E comme ETERNITE du ciel de Paris en noir-blanc-gris, pointillé de neige,
T comme le TEMPS entre Bombay la chaude et la bruyante, assaillie de pauvreté et de saleté, et la campagne française immaculée de neige, ponctuée de forêts fantomatiques et de routes verglacées,
O comme OUBLI soudain de 40 jours de voyage au soleil, au chaud, dans des paysages le plus souvent arides et salés,
U comme UNITE à retrouver, tellement brinquebalée entre Orient et Occident,
R comme RASSUREE de retrouver un pays où le vent givre les branches, où les fagots s'entassent dans les creux blanchis des forêts, où l'on ne voit plus que le désespoir des branches dépouillées tournées vers le ciel vide.
Rien n'est meilleur que de se retrouver dans un train à grande vitesse à parcourir la France toute blanche. Le train a ralenti et se met au diapason du rythme indien comme si les bourrasques de neige devenaient les vaches qui encombrent parfois les voies. Le train s'arrête en pleine campagne et là, aucun marchand de papayes ou de bananes, pas de petits vendeurs de thé qui grimpent en cours de route pour vendre leur petit gobelet de boisson chaude et sucrée à 5 roupies, ce qui serait pourtant tout à fait bienvenu. Là, planté au milieu du blanc, le train attend. Pas un chuchotement dans le wagon, c'est impressionnant ! je suis en ID TGV ZEN attitude... pas de bavardages, pas de téléphone, chacun est plongé dans son bouquin, ses mots croisés, isolé par les écouteurs dans les oreilles.

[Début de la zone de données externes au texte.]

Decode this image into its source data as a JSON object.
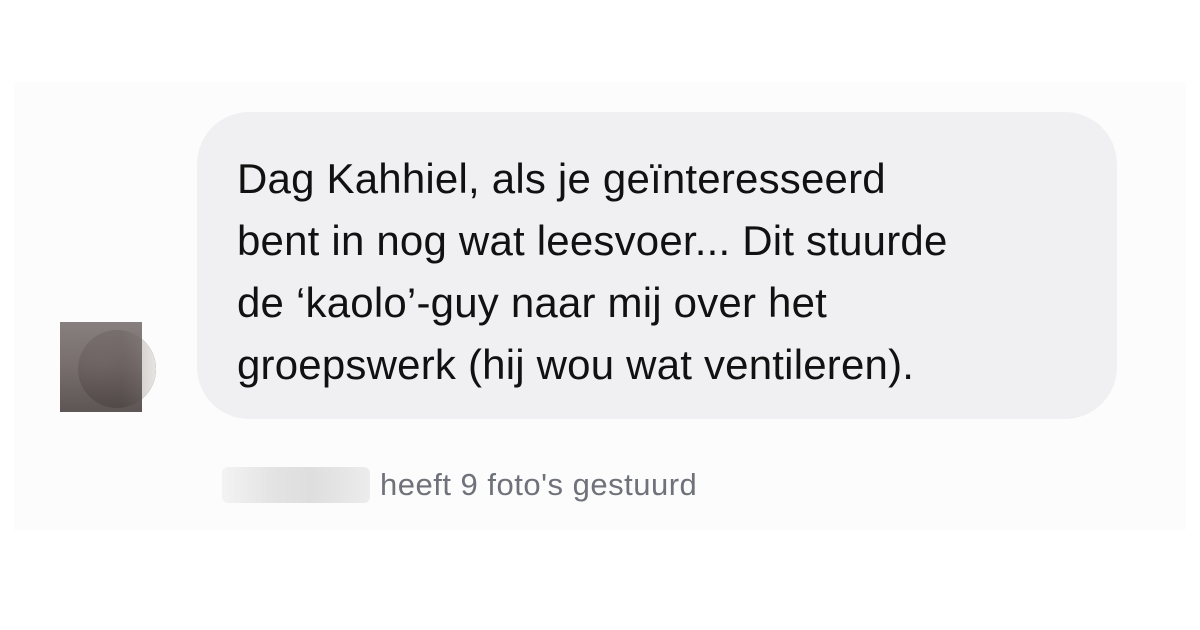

Dehors la bise a débarrassé les genêts de leur neige et les petits sapins le long de la voie tout floconneux sont eux de vrais sapins de Noël. Les chemins semblent vierges de toute trace, pourtant on imaginerait bien une petite famille de chevreuils curieuse de voir passer le train à défaut de vaches sacrées.
C'est impressionnant comme tout est blanc. Les petits villages regroupés de loin en loin, les maisons entassées frileusement autour d'un clocher de carte postale, semblent s'être endormis pour laisser passer la froidure. De temps en temps, une voiture glisse doucement sur un mince ruban de bitume grisâtre.
Depuis une heure, rien n'a changé, toujours le même ciel bas à mourir, je sens quasiment physiquement l'épaisseur de la couche de nuages d'autant plus aisément que j'ai pu la voir la veille à quelques dizaines de kilomètres au-dessus avec un soleil qui n'en finissait plus de se coucher dans des couleurs ardentes du rouge à l'orangé violent puis passant par tous les dégradés de l'ocre au bleu pâle pour se terminer en nuit profonde des heures après. Le coucher de soleil éternel quand on vole vers l'ouest le soir...
Même pas de lapin blanc qui pourrait apparaître magiquement pour me donner envie de relire dans l'instant Alice au pays des merveilles, même pas de corbeaux qui, par leur croassement me feraient immédiatement repartir en Inde, tellement ces criaillements sont hypnotiquement rattachés à ce pays. Quelques pancartes, des balises, des panneaux, isolés dans toute cette blancheur indiquent que la route blanche dont on ne distingue même plus le tracé parmi les prés blancs, va tourner à droite.
Une grosse ferme fortifiée au sommet d'une petite colline, massivement refermée sur elle-même, un petit bout de canal déjà pris par la glace, les découpes des parcelles délimités par des murets de pierres sèches ou des broussailles en bosquets, c'est dimanche et la France rurale dort sous sa couette.